Chemical Banking Corp.'s recent automated teller machine troubles have their root in hardware failures and poor controls over ATM card issuance, according to the bank's executives.
But Chemical officials declined to say when they thought the service problems would subside, angering some cash-starved customers.
"I called the customer Service line to ask if these troubles would last long, and they said they don't know," said one Chemical customer as she waited in line for help at the 55 Water St. branch in Manhattan. "If they don't know, who does?"
As reported recently in this newspaper, such scenes have become more common at Chemical since its merger with manufacturers Hanover.
Chemical's ATMs, which usually function more than 98% of the time, have been working at an average "up time" rate of 95% in recent months, according to internal reports.

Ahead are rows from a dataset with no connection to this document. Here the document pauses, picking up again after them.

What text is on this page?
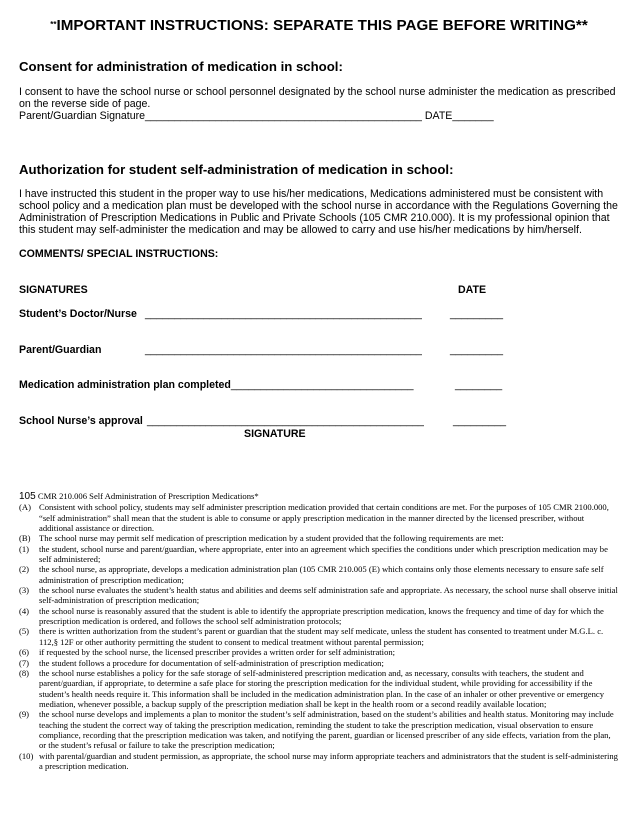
**IMPORTANT INSTRUCTIONS: SEPARATE THIS PAGE BEFORE WRITING**
Consent for administration of medication in school:
I consent to have the school nurse or school personnel designated by the school nurse administer the medication as prescribed on the reverse side of page.
Parent/Guardian Signature_______________________________________________ DATE_______
Authorization for student self-administration of medication in school:
I have instructed this student in the proper way to use his/her medications, Medications administered must be consistent with school policy and a medication plan must be developed with the school nurse in accordance with the Regulations Governing the Administration of Prescription Medications in Public and Private Schools (105 CMR 210.000). It is my professional opinion that this student may self-administer the medication and may be allowed to carry and use his/her medications by him/herself.
COMMENTS/ SPECIAL INSTRUCTIONS:
SIGNATURES	DATE
Student’s Doctor/Nurse _______________________________________________	_________
Parent/Guardian	_______________________________________________	_________
Medication administration plan completed_______________________________	________
School Nurse’s approval _______________________________________________	_________
SIGNATURE
105 CMR 210.006 Self Administration of Prescription Medications*
(A) Consistent with school policy, students may self administer prescription medication provided that certain conditions are met. For the purposes of 105 CMR 2100.000, “self administration” shall mean that the student is able to consume or apply prescription medication in the manner directed by the licensed prescriber, without additional assistance or direction.
(B) The school nurse may permit self medication of prescription medication by a student provided that the following requirements are met:
(1)	the student, school nurse and parent/guardian, where appropriate, enter into an agreement which specifies the conditions under which prescription medication may be self administered;
(2)	the school nurse, as appropriate, develops a medication administration plan (105 CMR 210.005 (E) which contains only those elements necessary to ensure safe self administration of prescription medication;
(3)	the school nurse evaluates the student’s health status and abilities and deems self administration safe and appropriate. As necessary, the school nurse shall observe initial self-administration of prescription medication;
(4)	the school nurse is reasonably assured that the student is able to identify the appropriate prescription medication, knows the frequency and time of day for which the prescription medication is ordered, and follows the school self administration protocols;
(5)	there is written authorization from the student’s parent or guardian that the student may self medicate, unless the student has consented to treatment under M.G.L. c. 112,§ 12F or other authority permitting the student to consent to medical treatment without parental permission;
(6)	if requested by the school nurse, the licensed prescriber provides a written order for self administration;
(7)	the student follows a procedure for documentation of self-administration of prescription medication;
(8)	the school nurse establishes a policy for the safe storage of self-administered prescription medication and, as necessary, consults with teachers, the student and parent/guardian, if appropriate, to determine a safe place for storing the prescription medication for the individual student, while providing for accessibility if the student’s health needs require it. This information shall be included in the medication administration plan. In the case of an inhaler or other preventive or emergency mediation, whenever possible, a backup supply of the prescription mediation shall be kept in the health room or a second readily available location;
(9)	the school nurse develops and implements a plan to monitor the student’s self administration, based on the student’s abilities and health status. Monitoring may include teaching the student the correct way of taking the prescription medication, reminding the student to take the prescription medication, visual observation to ensure compliance, recording that the prescription medication was taken, and notifying the parent, guardian or licensed prescriber of any side effects, variation from the plan, or the student’s refusal or failure to take the prescription medication;
(10) with parental/guardian and student permission, as appropriate, the school nurse may inform appropriate teachers and administrators that the student is self-administering a prescription medication.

While it might not appear to be a big problem having 5% of the bank's nearly 1,000 machines down at any one time, in densely populated New York City, that performance level is not acceptable, Chemical officials admitted.
At Odds with Ad Campaign
The service lapses also represent a marketing nightmare for a bank that is touting service quality as the centerplece of its current advertising campaign.
In a larger context, Chemical's ATM problems also highlight how difficult it is to keep merger - related operational changes from affecting customers.
"We try to minimize the amount of [merger-related] change felt by customers," said Ronald A. Braco, vice president and director of electronic banking at Chemical. "The ATMs are not currently meeting our internal service standards, but we're working hard to fix that."
Card Issuance Problems
The problem most commonly cited in an informal sampling of Chemical's ATM users was the inability to get cash from the machines. Chemical executives said this problem is being caused by poor management controls over issuing ATM cards.
Specifically, employees at about 215 branches of the bank - the old Chemical branches - were recently empowered to issue ATM cards on the spot. But the training in card issuance procedures did not prepare these employees to handle the volume of requests for new and temporary cards they were required to process.
As a result, some cards have been inadvertently deactivated, frustrating customers who tried to use them. Other customers received multiple cards, which created confusion as to which card was usable.
Chemical Bank executives admit that training procedures could have been better. But they point out that the issuance troubles were exacerbated by an unexpectedly large jump in the number of requests for temporary cards and personal identification number changes.
In May, Chemical handled about 30,000 such requests. In June, when its branches received card issuance capabilities, the requests for "status changes" more than doubled to 67,000.
"The floodgate opened, and frankly, we weren't prepared for it," Chemical's Mr. Braco said.
Chemical Bank is working hard to remedy the problems stemming from inexperience with branch-based card issuance. Over the past few weeks, representatives from all 411 Chemical branches were retrained on issuance procedures.
An Aging Fleet
But the troubles with Chemical's ATM services do not end with card issuance. The bank also said that the aging cash machines manufactured by Omron Systems of America Inc. that make up about a third of the bank's 950 ATMs have been experiencing a much higher number of outages than its newer terminals from NCR Corp.
Chemical has already begun to address this problem. So far this year, it has discarded 100 Omrons in favor of new NCR machines with touch-sensitive screens. Bank officials said the plan is to replace every Omron ATM with a new NCR unit by the end of 1994.
The NCR terminals carry a guarantee of 99% availability, and Chemical executives indicated that the machines they have installed so far have exceeded that performance level.